A 2ª Turma da 2ª Câmara da 2ª Seção do Conselho Administrativo de Recursos Fiscais (Carf) decidiu afastar a incidência do Imposto de Renda Pessoa Física (IRPF) sobre rendimentos no exterior do lateral Mariano, atualmente no Atlético-MG, quando jogava no Bordeaux, da França. A turma aplicou o desempate pró-contribuinte e considerou que houve vício formal no lançamento do crédito tributário.
O jogador se transferiu para a França no início de 2012, mas não comunicou para a Receita Federal que não estava mais domiciliado no Brasil. O fisco então fez a autuação fiscal sobre os tributos devidos naquele ano.
O julgamento foi iniciado em maio, mas interrompido por um pedido de vista. O ponto central da discussão dos conselheiros foi sobre a natureza da base de cálculo do tributo. A fiscalização utilizou como base as remessas que eram enviadas pelo jogador ao Brasil a cada três ou quatro meses. O contribuinte, no entanto, argumentou que pagou o Imposto de Renda devido na França.
A conselheira Ludmila Mara Monteiro de Oliveira, que havia pedido a vista, votou pelo reconhecimento do vício formal, quando ocorre um erro no cumprimento de formalidades para o lançamento fiscal.
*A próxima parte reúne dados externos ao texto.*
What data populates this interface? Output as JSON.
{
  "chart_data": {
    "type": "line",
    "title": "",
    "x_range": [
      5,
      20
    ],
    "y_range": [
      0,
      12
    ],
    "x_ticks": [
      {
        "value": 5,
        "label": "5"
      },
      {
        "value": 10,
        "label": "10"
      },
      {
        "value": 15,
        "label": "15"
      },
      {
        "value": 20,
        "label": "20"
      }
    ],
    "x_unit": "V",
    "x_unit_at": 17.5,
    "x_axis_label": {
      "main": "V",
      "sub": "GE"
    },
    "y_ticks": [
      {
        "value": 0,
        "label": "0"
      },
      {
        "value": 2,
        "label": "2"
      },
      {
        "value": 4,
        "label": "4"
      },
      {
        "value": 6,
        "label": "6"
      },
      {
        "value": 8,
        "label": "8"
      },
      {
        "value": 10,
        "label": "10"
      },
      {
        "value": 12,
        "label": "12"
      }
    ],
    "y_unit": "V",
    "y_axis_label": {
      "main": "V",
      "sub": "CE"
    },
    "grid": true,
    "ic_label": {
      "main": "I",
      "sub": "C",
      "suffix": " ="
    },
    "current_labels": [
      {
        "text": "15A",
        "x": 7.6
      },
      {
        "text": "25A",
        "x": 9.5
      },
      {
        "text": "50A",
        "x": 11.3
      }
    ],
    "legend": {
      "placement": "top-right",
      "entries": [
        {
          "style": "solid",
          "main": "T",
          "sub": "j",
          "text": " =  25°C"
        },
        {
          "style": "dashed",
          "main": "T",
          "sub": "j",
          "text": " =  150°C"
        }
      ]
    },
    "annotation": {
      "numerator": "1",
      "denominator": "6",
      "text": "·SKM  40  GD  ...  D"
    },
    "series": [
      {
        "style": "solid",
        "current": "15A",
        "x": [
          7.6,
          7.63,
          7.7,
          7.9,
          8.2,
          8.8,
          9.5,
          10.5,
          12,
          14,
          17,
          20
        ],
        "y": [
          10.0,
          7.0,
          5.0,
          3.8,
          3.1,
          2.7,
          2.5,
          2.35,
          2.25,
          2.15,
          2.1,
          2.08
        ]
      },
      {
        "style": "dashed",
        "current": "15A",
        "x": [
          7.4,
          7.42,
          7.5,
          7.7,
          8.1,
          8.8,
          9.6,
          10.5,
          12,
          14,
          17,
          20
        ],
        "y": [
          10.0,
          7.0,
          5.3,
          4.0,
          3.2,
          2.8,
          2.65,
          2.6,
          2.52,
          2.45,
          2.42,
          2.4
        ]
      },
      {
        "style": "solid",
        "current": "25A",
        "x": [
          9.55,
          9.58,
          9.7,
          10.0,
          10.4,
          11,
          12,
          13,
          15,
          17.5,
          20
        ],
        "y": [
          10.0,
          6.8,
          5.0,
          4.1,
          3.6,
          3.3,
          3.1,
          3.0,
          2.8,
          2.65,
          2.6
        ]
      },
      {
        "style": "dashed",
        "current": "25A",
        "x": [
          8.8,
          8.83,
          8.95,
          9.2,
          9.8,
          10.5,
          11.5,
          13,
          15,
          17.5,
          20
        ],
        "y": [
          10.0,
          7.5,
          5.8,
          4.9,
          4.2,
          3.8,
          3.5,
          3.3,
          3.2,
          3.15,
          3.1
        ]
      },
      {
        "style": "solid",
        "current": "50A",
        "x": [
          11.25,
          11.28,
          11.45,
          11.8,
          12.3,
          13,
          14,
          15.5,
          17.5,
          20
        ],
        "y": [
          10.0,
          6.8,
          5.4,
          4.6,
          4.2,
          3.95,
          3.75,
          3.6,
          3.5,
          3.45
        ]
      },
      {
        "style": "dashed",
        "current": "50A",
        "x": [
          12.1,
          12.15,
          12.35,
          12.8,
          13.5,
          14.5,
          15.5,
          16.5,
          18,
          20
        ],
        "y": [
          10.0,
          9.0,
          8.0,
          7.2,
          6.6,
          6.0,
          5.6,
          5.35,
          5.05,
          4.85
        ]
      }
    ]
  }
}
O vício formal permite que o fisco faça um novo lançamento corrigindo o erro.
“O que aconteceu aqui é que em vez de fazer a tributação dos rendimentos mensalmente auferidos no exterior, foram tributadas as três remessas que o contribuinte fez ao longo do ano”, disse a conselheira.
O relator, conselheiro Christiano Rocha Pinheiro, já havia defendido a manutenção do lançamento por entender que o Imposto de Renda é sujeito ao ajuste anual, e as transferências indicam que essa renda efetivamente aconteceu no ano de 2012 e deveria ser tributada. “Os depósitos são parte da renda auferida no exterior. Essa renda que foi auferida no exterior, ela de fato compõe a variação, o enriquecimento patrimonial do contribuinte, naquele ano”, disse.
O conselheiro Leonam Rocha de Medeiros afirmou que a cobrança de IRPF sobre os depósitos era um “claro erro” formal. Por outro lado, o conselheiro Gleison Pimenta Sousa destacou que a efetiva apuração de renda no exterior traz uma série de complicações, como possíveis deduções, e que o lançamento com base no que foi efetivamente transferido é “bem razoável”.
O caso tramita com o número 15586.720841/2014-84.